Keep your software updated as they have patches for new vulnerabilities which can be exploited otherwise. You can use special programs that keep a check on updates of all the software. These are effective yet reasonably priced. 

5. Create and Update Policies

Create data breach policies and update them consistently. Make sure you levy strict penalties on anyone not abiding by them. This will show your employees that you’re very illiberal about data leakage, and hence they should also take it seriously.

6. Educate Your Workforce

Spread awareness among employees of all seniority levels on what is a data breach and how to prevent it in the first place.
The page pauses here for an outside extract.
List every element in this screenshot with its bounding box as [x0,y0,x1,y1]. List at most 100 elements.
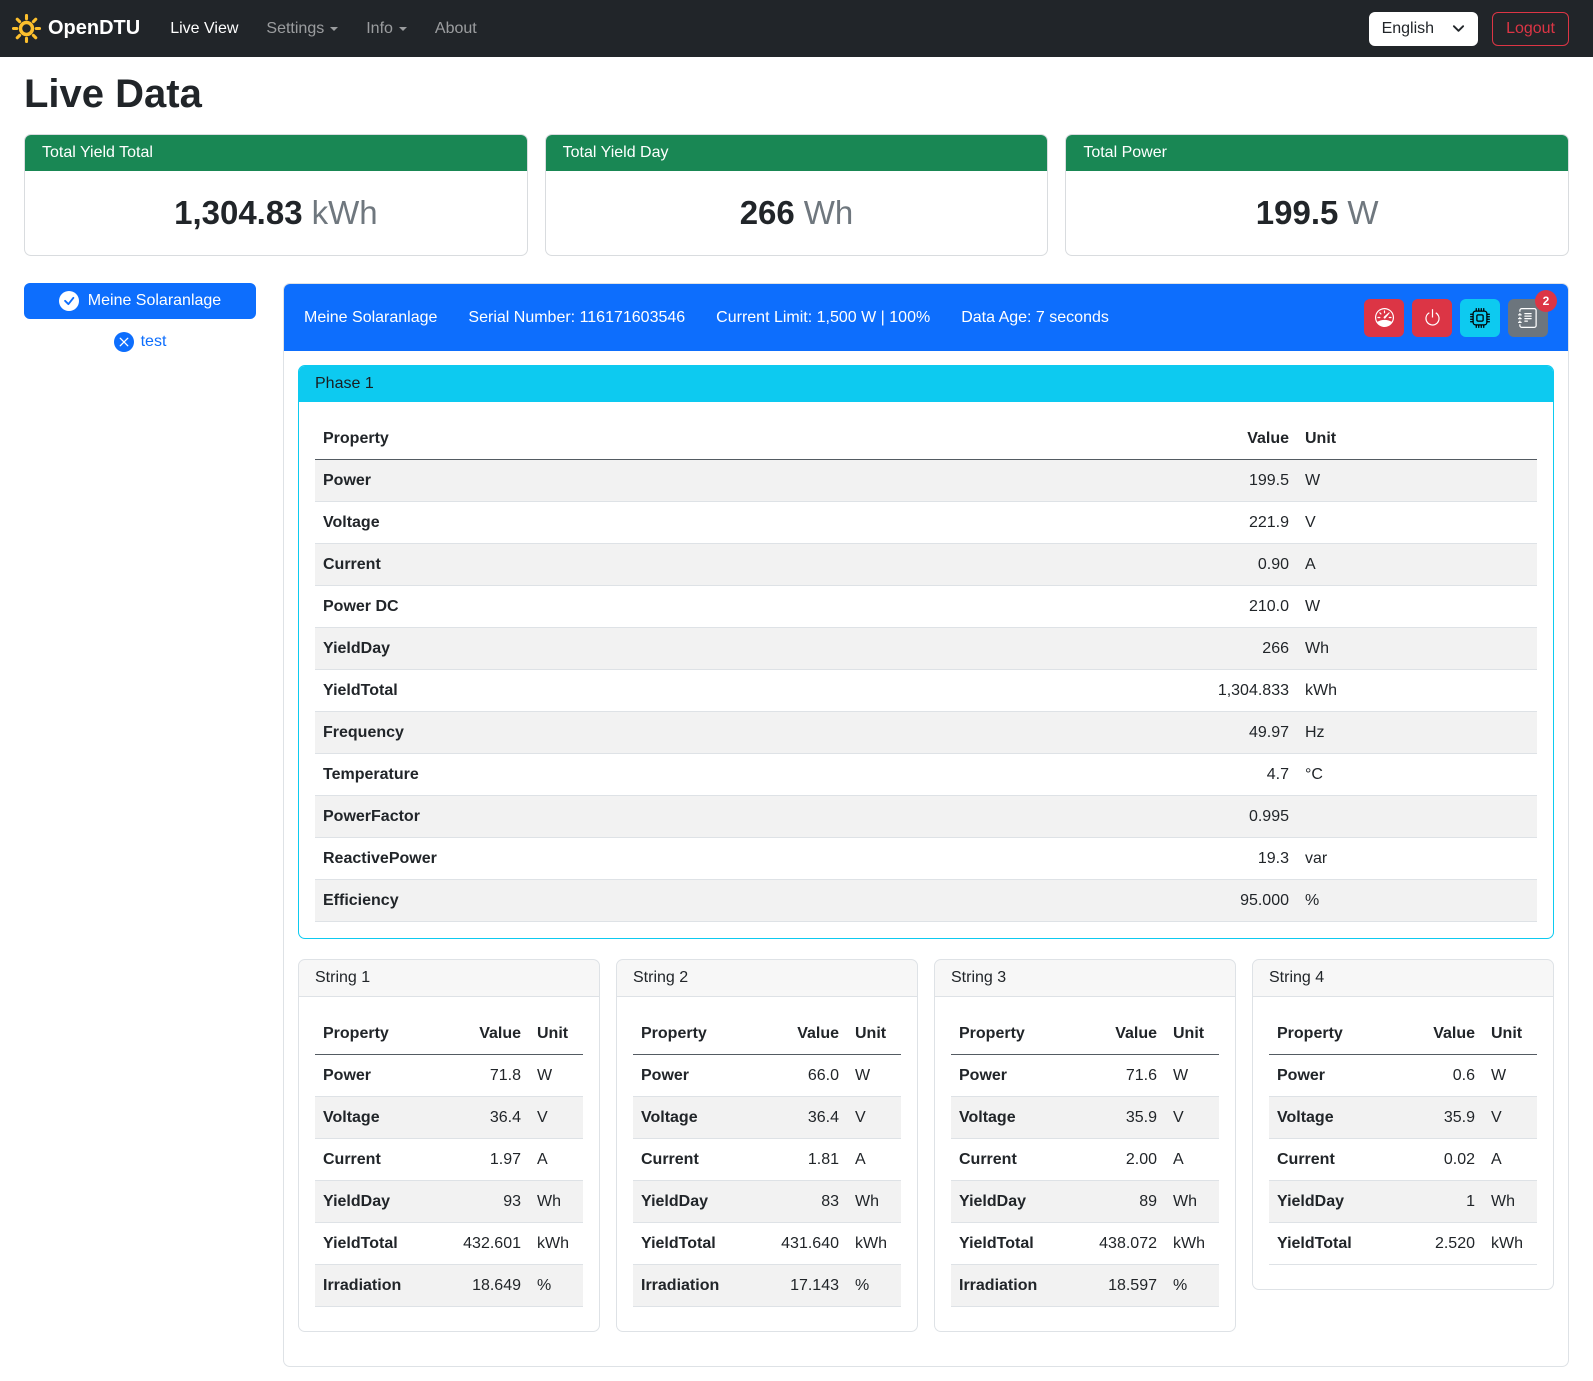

You can conduct regular mock drills to check how they respond to such situations. Help them learn about browser hygiene and how to set strong passwords.  

7. Destroy Before Disposal

Ensure you properly dispose of confidential details using software designed to permanently wipe data off devices. You can’t be fully protected against data breaching by just deleting the files or reformatting the devices. 

8. Data Encryption

Always encrypt confidential data if you’re sharing it over email. Also, avoid using public Wi-Fi for sharing and accessing sensitive data.

9. Safeguard Portable Devices

Losing or stealing flash drives, smartphones, tablets, laptops, and other portable devices is easy. So, set strong and unguessable passwords and install anti-theft applications.